Ian McEwan’s Amsterdam

AmsterdamAt the center of Ian McEwan’s Amsterdam is Molly Lane, or rather her ghost. Molly was a journalist and bon vivant whose many lovers, not all of whom are on good terms, come together at her funeral. Among these are Vernon Halliday, a newspaper editor, Julian Garmony, the country’s right-wing Foreign Secretary, and Clive Linley, a highly regarded composer. It is Molly’s connection to these three men, and to her husband, George Lane, that bring them together and set them at odds, inciting their various jealousies and insecurities.

This is also McEwan’s only Booker Prize-winning novel, despite some six nominations, which is particularly surprising given that Amsterdam is not a very good novel. Its characters are listless forgeries, poorly developed and poorly delineated, and particularly ill-suited to what appear to be McEwan’s intentions. I say “appear to be” because these intentions are never really made clear, at least not until the abrupt conclusion, when an unlikely plot twist results in a double homicide and the Machiavellian scheming of lesser characters is finally revealed. Ostensibly this is satire, a mockery of the noble pretensions of Britain’s wealthy accomplished by a drawing back of the curtain, where the uglier human motivations of greed, revenge and narcissism had been hiding all along, but it feels hopelessly forced.
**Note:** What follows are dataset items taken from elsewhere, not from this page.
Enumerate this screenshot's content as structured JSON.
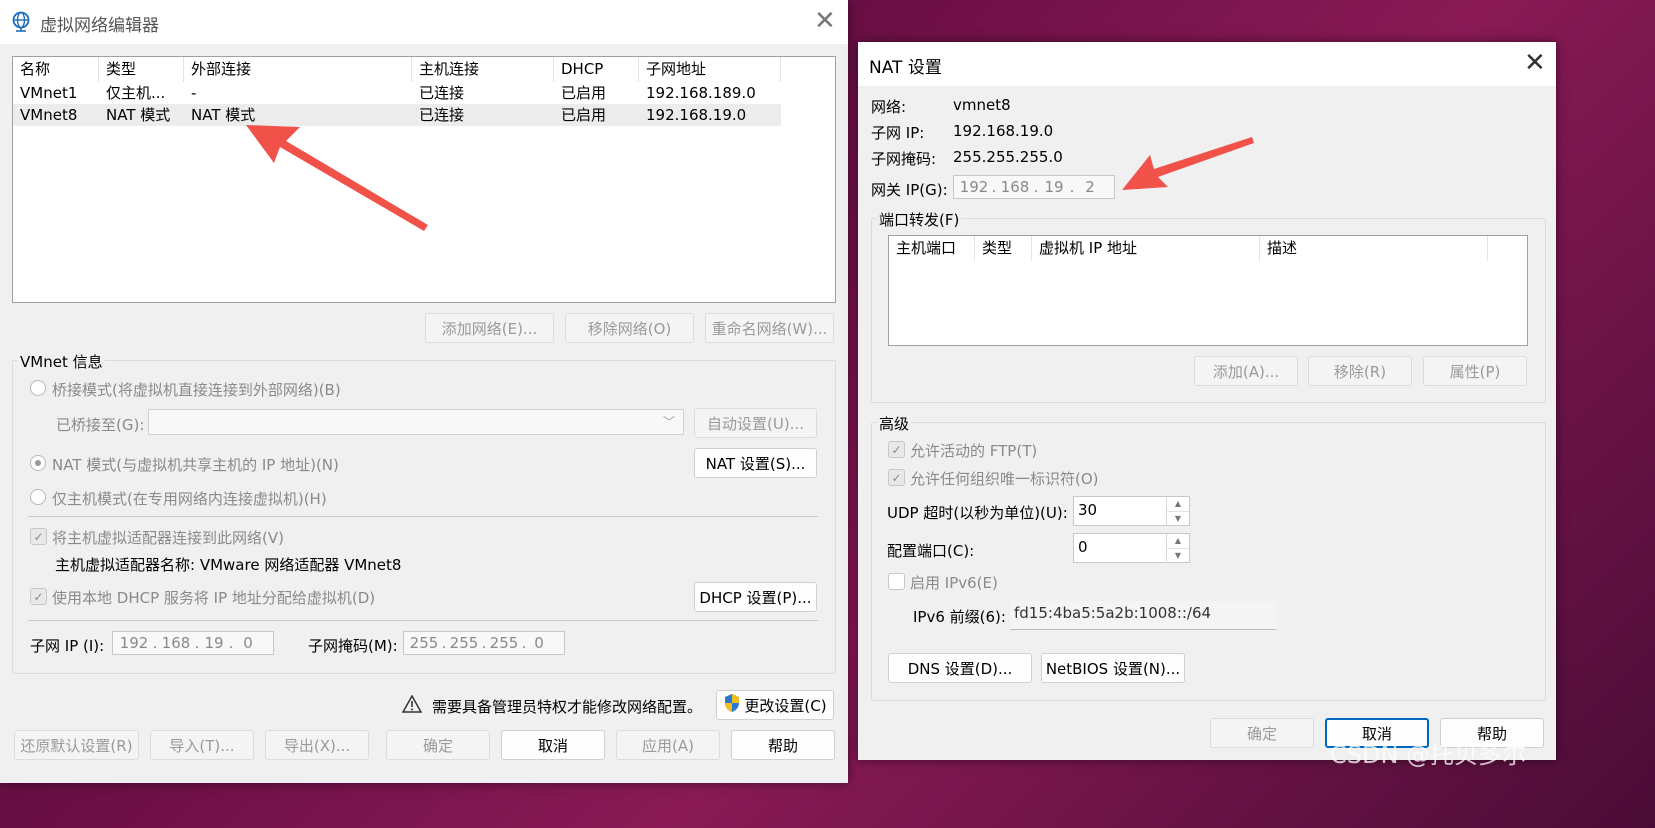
{
  "left_window": {
    "title": "虚拟网络编辑器",
    "columns": [
      "名称",
      "类型",
      "外部连接",
      "主机连接",
      "DHCP",
      "子网地址"
    ],
    "rows": [
      [
        "VMnet1",
        "仅主机...",
        "-",
        "已连接",
        "已启用",
        "192.168.189.0"
      ],
      [
        "VMnet8",
        "NAT 模式",
        "NAT 模式",
        "已连接",
        "已启用",
        "192.168.19.0"
      ]
    ],
    "add_network": "添加网络(E)...",
    "remove_network": "移除网络(O)",
    "rename_network": "重命名网络(W)...",
    "vmnet_info": "VMnet 信息",
    "bridge_mode": "桥接模式(将虚拟机直接连接到外部网络)(B)",
    "bridged_to": "已桥接至(G):",
    "auto_settings": "自动设置(U)...",
    "nat_mode": "NAT 模式(与虚拟机共享主机的 IP 地址)(N)",
    "nat_settings": "NAT 设置(S)...",
    "host_only": "仅主机模式(在专用网络内连接虚拟机)(H)",
    "connect_adapter": "将主机虚拟适配器连接到此网络(V)",
    "adapter_name": "主机虚拟适配器名称: VMware 网络适配器 VMnet8",
    "use_dhcp": "使用本地 DHCP 服务将 IP 地址分配给虚拟机(D)",
    "dhcp_settings": "DHCP 设置(P)...",
    "subnet_ip_label": "子网 IP (I):",
    "subnet_ip": [
      "192",
      "168",
      "19",
      "0"
    ],
    "subnet_mask_label": "子网掩码(M):",
    "subnet_mask": [
      "255",
      "255",
      "255",
      "0"
    ],
    "admin_notice": "需要具备管理员特权才能修改网络配置。",
    "change_settings": "更改设置(C)",
    "restore_defaults": "还原默认设置(R)",
    "import": "导入(T)...",
    "export": "导出(X)...",
    "ok": "确定",
    "cancel": "取消",
    "apply": "应用(A)",
    "help": "帮助"
  },
  "right_window": {
    "title": "NAT 设置",
    "network_label": "网络:",
    "network_value": "vmnet8",
    "subnet_ip_label": "子网 IP:",
    "subnet_ip_value": "192.168.19.0",
    "subnet_mask_label": "子网掩码:",
    "subnet_mask_value": "255.255.255.0",
    "gateway_label": "网关 IP(G):",
    "gateway_ip": [
      "192",
      "168",
      "19",
      "2"
    ],
    "port_forwarding": "端口转发(F)",
    "pf_columns": [
      "主机端口",
      "类型",
      "虚拟机 IP 地址",
      "描述"
    ],
    "add": "添加(A)...",
    "remove": "移除(R)",
    "properties": "属性(P)",
    "advanced": "高级",
    "allow_ftp": "允许活动的 FTP(T)",
    "allow_oui": "允许任何组织唯一标识符(O)",
    "udp_timeout_label": "UDP 超时(以秒为单位)(U):",
    "udp_timeout": "30",
    "config_port_label": "配置端口(C):",
    "config_port": "0",
    "enable_ipv6": "启用 IPv6(E)",
    "ipv6_prefix_label": "IPv6 前缀(6):",
    "ipv6_prefix": "fd15:4ba5:5a2b:1008::/64",
    "dns_settings": "DNS 设置(D)...",
    "netbios_settings": "NetBIOS 设置(N)...",
    "ok": "确定",
    "cancel": "取消",
    "help": "帮助"
  },
  "watermark": "CSDN @托贝多尔",
  "colors": {
    "arrow": "#f0524a",
    "accent": "#0067c0"
  }
}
This is also a failure of plotting: what might have been a successful character study is reduced to a failed satire by sheer carelessness, a reliance on improbabilities that strain the reader’s credulity.

McEwan is not a satirist. His best novels rely on compassion for his characters, and compassion cannot help but get in the way of effective satire, because how can you mock what you love?